Well, “Animal Kingdom’s” Jacki Weaver doesn’t stand a chance, but Amy Adams,
Melissa Leo, Helena Bonham Carter, and Hailee Steinfeld all do. My money’s on
Hailee (because “True Grit” won’t win anything else and the Academy will want
to give the film a little love), but my guess is as good as yours.
6. Banksy
Everyone, including myself, is wondering if the British
graffiti artist/political activist/star of Best Documentary nominee “Exit
Through the Gift Shop” will show up. Why? His real identity has never been
confirmed and he’s also known for donning a monkey mask for public appearances.
Can you imagine a man in a monkey suit accepting an Oscar?
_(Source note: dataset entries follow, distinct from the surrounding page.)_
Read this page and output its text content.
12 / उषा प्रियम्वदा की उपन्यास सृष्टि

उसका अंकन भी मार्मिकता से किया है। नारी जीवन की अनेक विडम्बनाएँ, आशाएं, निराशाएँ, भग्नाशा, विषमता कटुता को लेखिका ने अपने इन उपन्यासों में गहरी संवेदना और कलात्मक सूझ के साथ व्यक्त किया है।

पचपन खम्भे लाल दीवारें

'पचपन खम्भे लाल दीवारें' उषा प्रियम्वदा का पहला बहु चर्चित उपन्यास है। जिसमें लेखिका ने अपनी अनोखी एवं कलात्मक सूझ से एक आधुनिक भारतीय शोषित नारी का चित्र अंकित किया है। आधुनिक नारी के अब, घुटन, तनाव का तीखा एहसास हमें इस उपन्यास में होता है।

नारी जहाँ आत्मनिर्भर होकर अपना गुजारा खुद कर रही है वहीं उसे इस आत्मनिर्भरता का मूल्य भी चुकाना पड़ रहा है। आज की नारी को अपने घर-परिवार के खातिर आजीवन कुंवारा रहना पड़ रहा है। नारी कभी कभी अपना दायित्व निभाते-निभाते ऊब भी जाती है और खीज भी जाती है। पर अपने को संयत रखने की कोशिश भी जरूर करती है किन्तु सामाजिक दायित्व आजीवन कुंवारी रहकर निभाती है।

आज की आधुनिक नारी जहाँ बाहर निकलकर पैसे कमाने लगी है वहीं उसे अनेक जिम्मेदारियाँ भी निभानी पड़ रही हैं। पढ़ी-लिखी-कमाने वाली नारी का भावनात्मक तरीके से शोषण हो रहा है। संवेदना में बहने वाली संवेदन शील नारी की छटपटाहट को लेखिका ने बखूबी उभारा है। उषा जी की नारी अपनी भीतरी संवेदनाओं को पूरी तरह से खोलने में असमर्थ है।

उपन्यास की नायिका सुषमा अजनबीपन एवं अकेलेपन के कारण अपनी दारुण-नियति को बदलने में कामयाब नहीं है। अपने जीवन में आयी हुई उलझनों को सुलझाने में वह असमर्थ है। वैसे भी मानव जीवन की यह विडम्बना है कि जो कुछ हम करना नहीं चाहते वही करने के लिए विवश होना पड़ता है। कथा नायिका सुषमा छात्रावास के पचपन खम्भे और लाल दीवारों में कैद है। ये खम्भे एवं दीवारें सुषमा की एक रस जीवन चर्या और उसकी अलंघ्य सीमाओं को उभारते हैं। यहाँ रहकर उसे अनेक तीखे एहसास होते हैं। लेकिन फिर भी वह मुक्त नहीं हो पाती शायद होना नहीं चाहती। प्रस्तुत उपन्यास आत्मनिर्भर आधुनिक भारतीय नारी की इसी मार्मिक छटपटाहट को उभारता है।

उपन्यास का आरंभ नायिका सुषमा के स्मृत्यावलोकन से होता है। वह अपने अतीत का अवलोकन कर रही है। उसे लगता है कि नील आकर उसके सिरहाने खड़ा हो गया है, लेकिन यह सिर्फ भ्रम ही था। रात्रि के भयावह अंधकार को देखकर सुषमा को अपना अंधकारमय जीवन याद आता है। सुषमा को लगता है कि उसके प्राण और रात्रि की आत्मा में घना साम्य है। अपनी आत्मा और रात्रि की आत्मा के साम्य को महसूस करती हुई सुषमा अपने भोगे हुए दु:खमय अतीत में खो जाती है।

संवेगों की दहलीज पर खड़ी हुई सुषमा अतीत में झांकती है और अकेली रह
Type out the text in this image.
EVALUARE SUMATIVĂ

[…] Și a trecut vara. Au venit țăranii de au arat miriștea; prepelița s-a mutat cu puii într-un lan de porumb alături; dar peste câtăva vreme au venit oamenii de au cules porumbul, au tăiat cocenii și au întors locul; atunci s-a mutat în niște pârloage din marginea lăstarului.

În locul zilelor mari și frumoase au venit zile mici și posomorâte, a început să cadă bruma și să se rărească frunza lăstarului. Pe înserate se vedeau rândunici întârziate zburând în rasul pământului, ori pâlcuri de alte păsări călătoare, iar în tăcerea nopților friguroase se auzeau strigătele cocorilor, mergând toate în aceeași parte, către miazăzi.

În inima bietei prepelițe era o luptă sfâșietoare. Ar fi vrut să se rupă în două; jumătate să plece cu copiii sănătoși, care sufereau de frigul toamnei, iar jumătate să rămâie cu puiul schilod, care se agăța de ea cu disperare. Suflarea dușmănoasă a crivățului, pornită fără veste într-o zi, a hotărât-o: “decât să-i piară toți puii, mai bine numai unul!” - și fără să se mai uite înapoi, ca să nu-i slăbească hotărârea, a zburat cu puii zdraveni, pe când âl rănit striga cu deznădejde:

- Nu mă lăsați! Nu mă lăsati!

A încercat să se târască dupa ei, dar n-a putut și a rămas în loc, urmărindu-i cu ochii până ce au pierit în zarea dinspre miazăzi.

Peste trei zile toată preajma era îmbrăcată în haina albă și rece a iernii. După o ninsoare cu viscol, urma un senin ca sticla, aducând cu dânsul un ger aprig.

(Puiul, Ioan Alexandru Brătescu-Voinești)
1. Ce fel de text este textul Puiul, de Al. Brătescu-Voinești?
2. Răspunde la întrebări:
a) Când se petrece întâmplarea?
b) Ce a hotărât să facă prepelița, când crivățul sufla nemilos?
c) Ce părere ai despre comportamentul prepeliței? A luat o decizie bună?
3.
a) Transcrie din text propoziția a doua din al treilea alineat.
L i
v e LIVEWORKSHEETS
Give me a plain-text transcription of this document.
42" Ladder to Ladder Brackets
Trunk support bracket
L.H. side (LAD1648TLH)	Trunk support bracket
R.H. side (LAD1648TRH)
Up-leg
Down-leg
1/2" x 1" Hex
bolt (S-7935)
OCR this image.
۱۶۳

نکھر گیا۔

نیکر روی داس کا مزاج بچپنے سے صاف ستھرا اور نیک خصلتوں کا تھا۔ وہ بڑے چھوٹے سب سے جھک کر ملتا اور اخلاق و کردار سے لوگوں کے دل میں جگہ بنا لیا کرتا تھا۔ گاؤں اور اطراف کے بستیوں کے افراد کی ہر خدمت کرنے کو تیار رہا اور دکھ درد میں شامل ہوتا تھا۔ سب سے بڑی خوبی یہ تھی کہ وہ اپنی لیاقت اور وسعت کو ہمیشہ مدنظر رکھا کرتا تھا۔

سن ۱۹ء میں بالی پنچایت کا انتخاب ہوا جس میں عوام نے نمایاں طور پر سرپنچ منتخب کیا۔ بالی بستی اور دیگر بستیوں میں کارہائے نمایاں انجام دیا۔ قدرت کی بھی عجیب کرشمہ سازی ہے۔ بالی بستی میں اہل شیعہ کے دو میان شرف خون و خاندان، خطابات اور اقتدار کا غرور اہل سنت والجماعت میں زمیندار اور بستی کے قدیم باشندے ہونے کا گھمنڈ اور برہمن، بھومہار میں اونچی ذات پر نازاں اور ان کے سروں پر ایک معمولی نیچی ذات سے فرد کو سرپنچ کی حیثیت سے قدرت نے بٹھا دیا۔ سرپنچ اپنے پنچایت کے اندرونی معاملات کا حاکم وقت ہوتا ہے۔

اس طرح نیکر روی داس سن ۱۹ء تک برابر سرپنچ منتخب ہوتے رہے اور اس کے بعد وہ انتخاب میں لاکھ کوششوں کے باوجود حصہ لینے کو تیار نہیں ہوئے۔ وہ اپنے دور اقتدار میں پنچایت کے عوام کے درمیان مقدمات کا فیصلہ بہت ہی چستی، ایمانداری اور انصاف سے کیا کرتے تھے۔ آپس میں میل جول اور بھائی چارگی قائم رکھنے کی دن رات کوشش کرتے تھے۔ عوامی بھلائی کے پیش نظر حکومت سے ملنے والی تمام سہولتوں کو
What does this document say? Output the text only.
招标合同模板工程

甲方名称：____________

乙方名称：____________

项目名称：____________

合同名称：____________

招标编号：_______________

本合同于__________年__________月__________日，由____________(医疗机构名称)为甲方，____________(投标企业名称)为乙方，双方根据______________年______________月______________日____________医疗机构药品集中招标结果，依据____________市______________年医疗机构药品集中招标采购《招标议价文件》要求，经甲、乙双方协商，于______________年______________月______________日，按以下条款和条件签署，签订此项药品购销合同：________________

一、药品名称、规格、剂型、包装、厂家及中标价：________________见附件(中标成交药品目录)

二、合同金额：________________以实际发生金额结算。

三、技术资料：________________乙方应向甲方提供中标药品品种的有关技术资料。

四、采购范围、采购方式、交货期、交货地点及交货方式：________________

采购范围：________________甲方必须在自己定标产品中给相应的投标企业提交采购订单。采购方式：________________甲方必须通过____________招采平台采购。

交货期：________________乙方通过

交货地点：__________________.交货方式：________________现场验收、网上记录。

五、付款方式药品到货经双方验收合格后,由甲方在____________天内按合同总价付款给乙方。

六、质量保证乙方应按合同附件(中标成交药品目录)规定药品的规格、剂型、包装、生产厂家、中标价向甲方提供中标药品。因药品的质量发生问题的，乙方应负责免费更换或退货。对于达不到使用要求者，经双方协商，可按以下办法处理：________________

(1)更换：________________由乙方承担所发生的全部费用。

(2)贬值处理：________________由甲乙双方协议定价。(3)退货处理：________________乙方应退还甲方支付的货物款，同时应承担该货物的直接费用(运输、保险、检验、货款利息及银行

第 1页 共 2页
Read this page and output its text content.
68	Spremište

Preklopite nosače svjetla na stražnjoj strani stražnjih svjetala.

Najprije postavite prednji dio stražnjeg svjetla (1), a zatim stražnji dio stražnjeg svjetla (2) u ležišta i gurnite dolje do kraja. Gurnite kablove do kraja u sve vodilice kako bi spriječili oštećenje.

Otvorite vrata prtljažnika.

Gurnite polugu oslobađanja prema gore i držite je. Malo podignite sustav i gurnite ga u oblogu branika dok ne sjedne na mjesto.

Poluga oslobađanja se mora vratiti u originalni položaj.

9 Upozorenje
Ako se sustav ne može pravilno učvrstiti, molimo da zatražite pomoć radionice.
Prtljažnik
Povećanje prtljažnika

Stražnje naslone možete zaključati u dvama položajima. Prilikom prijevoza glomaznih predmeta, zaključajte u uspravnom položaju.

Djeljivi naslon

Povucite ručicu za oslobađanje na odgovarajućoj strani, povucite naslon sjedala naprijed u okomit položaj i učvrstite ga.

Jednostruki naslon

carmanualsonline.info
I can, despite the
fact that “Inside Job” will likely take home the trophy.
Photos: Top 10 Bizarre Oscar Moments
7. A-List Presenters
Halle Berry, Robert Downey Jr., Cate Blanchett,
Tom Hanks, Scarlett Johansson, Justin Timberlake, Mila Kunis, Jude Law, Helen
Mirren, Russell Brand, Marisa Tomei, Matthew McConaughey, Reese Witherspoon,
Josh Brolin, Oprah Winfrey, and Wolverine (Hugh Jackman)!
8. The Uninvited
Perhaps it’s just me, but I’m looking forward to an awards
show that doesn’t feature any of the following: Meryl Streep (love her, but I
need a break), the “Twilight” kids (good luck at the Razzies), Ricky Gervais
(Anne and James can’t possibly be worse than the obnoxious host of the Globes),
Lady Gaga/the cast of “Glee”/Justin Bieber (I’m way more excited to hear
Florence Welch of Florence + the Machine perform “If I Rise” from “127 Hours”
than any of those overexposed musical acts).